London: Striking a positive note ahead of his visit to India, Prime Minister David Cameron has said Britain`s friendship with the country is "vitally important".
"I have made two official visits to India since I became Prime Minister and I can tell you today that very soon I will be making my third. This is a vitally important friendship for the United Kingdom," Cameron said after his first visit to a Hindu temple since becoming Prime Minister.
"We want to be the partner of choice for India, to grow, to do business and, to make that case, I want to have you right behind me," he said.
The Prime Minister and his wife Samantha visited the Swaminarayan Mandir at Neasden here yesterday to celebrate Diwali.
"Every New Year begins with a wish. So I hope you will allow me two wishes today. My first wish is this: that the British-Indian community helps to strengthen our relationship with India," he said ahead of his third visit to India in two years from November 14.
"Yes, we have a shared language, we have cultural ties, we have shared past, but what really matters is how we can work together now and in the future," Cameron said.

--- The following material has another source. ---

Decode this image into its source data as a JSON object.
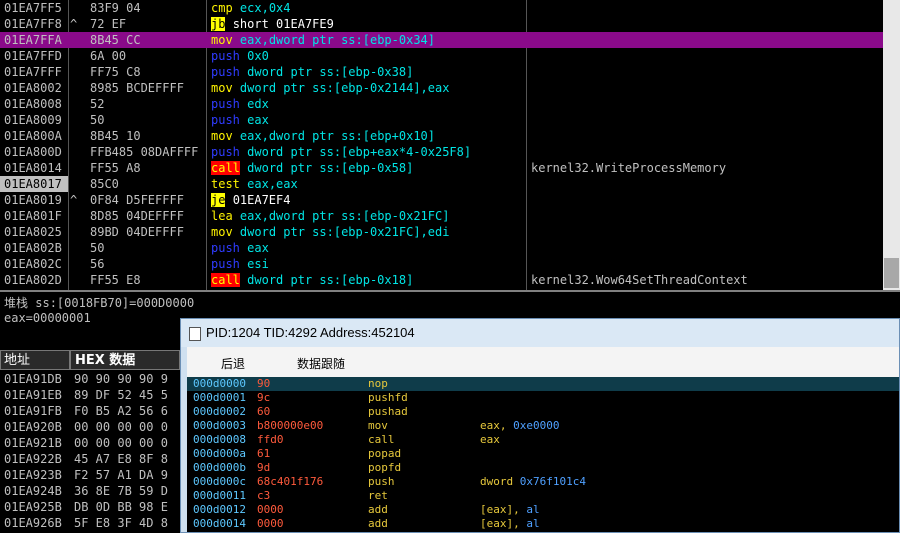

At the temple, Cameron was greeted in traditional Indian manner by Jitu Patel, Chairman of the Board of Trustees, and Satyavrat Swami (Head Sadhu) of the BAPS Sri Swaminarayan Mandir.
Cameron and his wife performed a ritual bathing of a metallic image of `Bhagwan Swaminarayan` within the Mandir.
After spending several minutes inside the Mandir, the couple entered the main prayer hall where they performed the aarti lights ritual in front of the `Annakut`, the wall of food.
Speaking to over 2,000 people in the hall, and to another 2,000 via screens in the rest of the temple, the Prime Minister expressed his and his wife`s delight at being at the temple.
Praising the British-Indian community, Cameron said: "I see what the British-Indian community has given to our country. The entrepreneurs who have enriched us, the artists who`ve inspired us, the sportsmen who have entertained us, doctors who have helped us and, of course the fantastic cooks who today have so admirably fed us. Your contribution throughout this country shines out."